Diese Frage haben die Forschenden am Beispiel der Quantenklassifizierungsalgorithmen untersucht – schliesslich sind Fehler bei Klassifizierungsaufgaben heikel, da sie sich auf die reale Welt auswirken können, zum Beispiel wenn giftige Pilze als ungiftig klassifiziert würden. Vielleicht am wichtigsten ist, dass die ETH-Forschenden – inspiriert von früheren Arbeiten anderer Forschenden bei der Anwendung von Hypothesentests im klassischen Bereich – mit der Theorie des Quantenhypothesentestens, mit der sich Quantenzustände unterscheiden lassen, einen Schwellenwert ermittelten, ab dem die Zuordnungen des Quantenklassifikationsalgorithmus garantiert korrekt und seine Voraussagen robust sind.
Mit ihrem Robustheits-Verfahren können die Forschenden sogar feststellen, ob die Klassifizierung eines fehlerhaften, verrauschten Inputs dasselbe Ergebnis liefert wie ein sauberer Input. Aus ihren Erkenntnissen haben die Forschenden auch ein Schutzkonzept entwickelt, mit dem sich die Fehlertoleranz eines Berechnungsvorgangs angeben lässt, und zwar unabhängig davon, ob ein Fehler eine natürliche Ursache hat oder durch Manipulation bei einem Hackerangriff entstanden ist. Ihr Robustheitskonzept funktioniert bei Hackerangriffen und bei natürlichen Fehlern.

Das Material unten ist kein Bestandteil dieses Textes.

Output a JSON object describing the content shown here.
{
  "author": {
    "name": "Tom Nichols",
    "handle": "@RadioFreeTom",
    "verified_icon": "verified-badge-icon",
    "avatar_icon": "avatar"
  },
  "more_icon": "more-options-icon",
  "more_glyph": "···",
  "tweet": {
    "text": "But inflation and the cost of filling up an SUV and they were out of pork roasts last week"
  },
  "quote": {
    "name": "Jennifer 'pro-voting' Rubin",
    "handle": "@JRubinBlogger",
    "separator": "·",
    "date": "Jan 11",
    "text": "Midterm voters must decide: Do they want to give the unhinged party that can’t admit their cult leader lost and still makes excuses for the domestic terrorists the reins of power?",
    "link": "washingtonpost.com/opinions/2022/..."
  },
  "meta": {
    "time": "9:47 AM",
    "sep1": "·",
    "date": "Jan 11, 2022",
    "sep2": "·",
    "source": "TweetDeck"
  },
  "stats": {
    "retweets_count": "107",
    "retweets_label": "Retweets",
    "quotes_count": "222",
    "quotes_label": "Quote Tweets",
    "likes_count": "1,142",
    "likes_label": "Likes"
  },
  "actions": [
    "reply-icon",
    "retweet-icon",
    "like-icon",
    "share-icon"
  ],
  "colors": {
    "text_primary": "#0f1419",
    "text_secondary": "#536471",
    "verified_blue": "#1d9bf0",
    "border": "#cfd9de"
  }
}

«Das Verfahren lässt sich auch auf eine breitere Klasse von Quantenalgorithmen anwenden», sagt Maurice Weber, Doktorand bei Ce Zhang und Erstautor der Publikation. Da der Einfluss von Fehlern beim Quantenrechnen mit der Grösse des Systems zunimmt, forschen er und Zhao nun an diesem Problem. «Wir sind optimistisch, dass sich unsere Robustheitsbedingungen als nützlich erweisen, zum Beispiel in Verbindung mit Quantenalgorithmen, die dafür entwickelt wurden, um die elektronische Struktur von Molekülen besser zu verstehen».
Hinweis: Dieser Artikel stammt ursprünglich von «ETH-News».